Robinson emphasized that filing the appeals is far different from filing a lawsuit against the county, noting that it is a common step in the protest process.
“I am not suing the county, this is just a step in the appeal process,” said Robinson. “The local level of equalization is the Board of Equalization, which are the county commissioners. The next level of equalization is at the state level, which is TERC, which is what this is. This is my appeal to TERC that I believe the county board did not do their due diligence in creating an equalization in property values here. Even individual taxpayers who file a local appeal with the county board, if they don’t like the county board’s final decision, they can appeal to TERC also.”
Earlier this year, Robinson noted, Robinson served as a witness during a TERC hearing after a taxpayer filed an appeal against the decision of the Box Butte County Board of Equalization from a protest in summer 2018.

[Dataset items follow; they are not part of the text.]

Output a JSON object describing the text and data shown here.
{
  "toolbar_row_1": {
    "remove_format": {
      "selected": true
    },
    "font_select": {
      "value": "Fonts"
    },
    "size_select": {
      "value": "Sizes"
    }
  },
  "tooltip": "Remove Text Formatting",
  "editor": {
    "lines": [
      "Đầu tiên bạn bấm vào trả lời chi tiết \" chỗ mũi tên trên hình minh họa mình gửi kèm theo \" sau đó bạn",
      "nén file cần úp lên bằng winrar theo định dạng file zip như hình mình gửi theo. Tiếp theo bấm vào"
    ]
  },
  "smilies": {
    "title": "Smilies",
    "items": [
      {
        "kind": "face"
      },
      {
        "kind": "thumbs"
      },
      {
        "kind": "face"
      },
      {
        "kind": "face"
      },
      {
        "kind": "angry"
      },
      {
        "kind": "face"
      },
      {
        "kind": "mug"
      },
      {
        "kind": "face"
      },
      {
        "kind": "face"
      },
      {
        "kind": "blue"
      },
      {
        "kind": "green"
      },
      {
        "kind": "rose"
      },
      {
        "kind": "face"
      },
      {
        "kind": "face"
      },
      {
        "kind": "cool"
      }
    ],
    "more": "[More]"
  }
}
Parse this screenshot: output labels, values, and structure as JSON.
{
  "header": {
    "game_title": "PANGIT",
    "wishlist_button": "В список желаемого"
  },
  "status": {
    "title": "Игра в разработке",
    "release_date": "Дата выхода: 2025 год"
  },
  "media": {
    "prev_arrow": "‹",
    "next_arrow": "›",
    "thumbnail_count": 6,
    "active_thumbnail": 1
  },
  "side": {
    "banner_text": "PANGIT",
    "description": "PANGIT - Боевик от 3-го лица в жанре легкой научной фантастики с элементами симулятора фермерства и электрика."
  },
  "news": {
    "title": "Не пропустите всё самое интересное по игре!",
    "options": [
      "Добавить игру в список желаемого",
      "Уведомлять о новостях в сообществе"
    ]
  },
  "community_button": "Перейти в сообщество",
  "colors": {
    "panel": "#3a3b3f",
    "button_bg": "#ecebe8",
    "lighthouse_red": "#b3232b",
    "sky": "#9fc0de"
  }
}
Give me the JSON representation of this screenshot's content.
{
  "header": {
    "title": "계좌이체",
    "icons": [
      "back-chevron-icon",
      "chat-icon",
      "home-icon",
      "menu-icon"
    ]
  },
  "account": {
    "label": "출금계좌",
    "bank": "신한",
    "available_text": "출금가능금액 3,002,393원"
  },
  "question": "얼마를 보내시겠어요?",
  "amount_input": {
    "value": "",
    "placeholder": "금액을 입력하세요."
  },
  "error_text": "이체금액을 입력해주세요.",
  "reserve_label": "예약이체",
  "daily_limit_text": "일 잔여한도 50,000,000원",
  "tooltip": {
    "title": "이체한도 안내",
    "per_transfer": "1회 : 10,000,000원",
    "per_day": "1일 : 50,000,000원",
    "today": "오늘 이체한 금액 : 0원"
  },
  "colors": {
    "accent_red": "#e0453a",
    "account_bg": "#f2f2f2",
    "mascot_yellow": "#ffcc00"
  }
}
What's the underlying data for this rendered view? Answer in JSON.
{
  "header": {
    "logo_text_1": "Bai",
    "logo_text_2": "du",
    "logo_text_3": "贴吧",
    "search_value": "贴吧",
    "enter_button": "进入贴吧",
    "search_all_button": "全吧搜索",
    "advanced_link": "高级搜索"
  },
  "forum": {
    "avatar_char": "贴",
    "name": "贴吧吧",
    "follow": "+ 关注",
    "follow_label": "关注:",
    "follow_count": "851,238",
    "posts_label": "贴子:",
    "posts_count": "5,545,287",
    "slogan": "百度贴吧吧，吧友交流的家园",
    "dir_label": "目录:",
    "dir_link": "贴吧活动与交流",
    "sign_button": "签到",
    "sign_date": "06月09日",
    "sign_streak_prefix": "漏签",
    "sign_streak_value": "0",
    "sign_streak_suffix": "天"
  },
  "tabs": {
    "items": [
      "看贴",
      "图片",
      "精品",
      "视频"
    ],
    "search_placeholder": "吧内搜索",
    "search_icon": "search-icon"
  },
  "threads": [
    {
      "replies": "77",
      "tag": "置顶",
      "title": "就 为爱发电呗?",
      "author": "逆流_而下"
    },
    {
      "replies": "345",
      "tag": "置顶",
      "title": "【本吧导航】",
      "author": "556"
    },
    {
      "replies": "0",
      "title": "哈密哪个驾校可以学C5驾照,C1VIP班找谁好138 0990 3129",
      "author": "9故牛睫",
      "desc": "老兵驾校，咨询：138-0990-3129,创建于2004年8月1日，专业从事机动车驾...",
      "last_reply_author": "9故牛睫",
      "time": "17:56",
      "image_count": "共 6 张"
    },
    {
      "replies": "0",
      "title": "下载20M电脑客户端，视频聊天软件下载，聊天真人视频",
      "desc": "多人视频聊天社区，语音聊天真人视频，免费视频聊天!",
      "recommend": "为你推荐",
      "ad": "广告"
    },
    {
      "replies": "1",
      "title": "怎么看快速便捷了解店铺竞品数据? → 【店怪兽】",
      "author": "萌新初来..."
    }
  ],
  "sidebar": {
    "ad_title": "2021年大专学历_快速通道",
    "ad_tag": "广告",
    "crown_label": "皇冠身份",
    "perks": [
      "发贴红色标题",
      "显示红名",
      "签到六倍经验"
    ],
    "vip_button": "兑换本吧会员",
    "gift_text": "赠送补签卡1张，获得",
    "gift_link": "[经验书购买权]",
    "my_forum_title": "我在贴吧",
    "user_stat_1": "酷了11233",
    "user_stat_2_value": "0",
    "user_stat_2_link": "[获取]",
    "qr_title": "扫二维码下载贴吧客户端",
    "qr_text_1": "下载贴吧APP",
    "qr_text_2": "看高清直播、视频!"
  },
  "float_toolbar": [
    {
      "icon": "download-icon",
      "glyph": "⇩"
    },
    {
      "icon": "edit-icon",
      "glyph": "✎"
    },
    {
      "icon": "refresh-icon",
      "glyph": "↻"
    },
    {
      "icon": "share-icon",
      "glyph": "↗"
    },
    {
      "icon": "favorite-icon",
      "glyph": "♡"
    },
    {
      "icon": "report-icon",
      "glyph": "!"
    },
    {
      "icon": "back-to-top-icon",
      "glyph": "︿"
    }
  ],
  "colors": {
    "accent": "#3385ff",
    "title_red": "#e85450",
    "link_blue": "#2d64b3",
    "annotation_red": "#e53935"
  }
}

Robinson explained that she filed the appeal after her recommendation that no change in value on the properties be implemented was not followed by the Box Butte County Board of Equalization.
“I had filed an appeal on nine commercial properties that the county board had changed that I recommended no change to,” said Robinson. “That was based on in 2019 I applied a commercial reappraisal to Alliance commercial properties. With the board’s decision to make changes to nine of the properties, I believed that their actions were arbitrary and unreasonable, creating inequality. My recommendations were based on my assessment actions that I had done for 2019 based on the years of experience and continuing education for my assessment process.”
Robinson explained that county assessors are required to review properties every six years, which set the deadline for her to complete the review of Alliance’s commercial properties. She said that assessed values must be at market value, but that assessors are allowed to implement a range of 92 to 100 percent of market value.
“That’s based on statistical measures, because we have to look at sales of properties that have occurred over the last two years, whether it be residential properties or commercial properties. For agriculture properties, the time frame is three years.”
Assessors can take one of three approaches to value on commercial properties, Robinson explained: cost approach, which is what it cost to build the property minus depreciation, sales comparison approach, which uses sales that have occurred, and the income approach, which is based on typical market rent and expense for a building type.
Robinson said the cost approach is rarely used on established commercial properties. Robinson implemented the income approach in the 2019 review of Alliance’s commercial properties.
Robinson said the location and date of the TERC hearings have yet to be set. She noted that the TERC board has traveled across the state in the past, though due to budget restrictions, the board does not travel as frequently.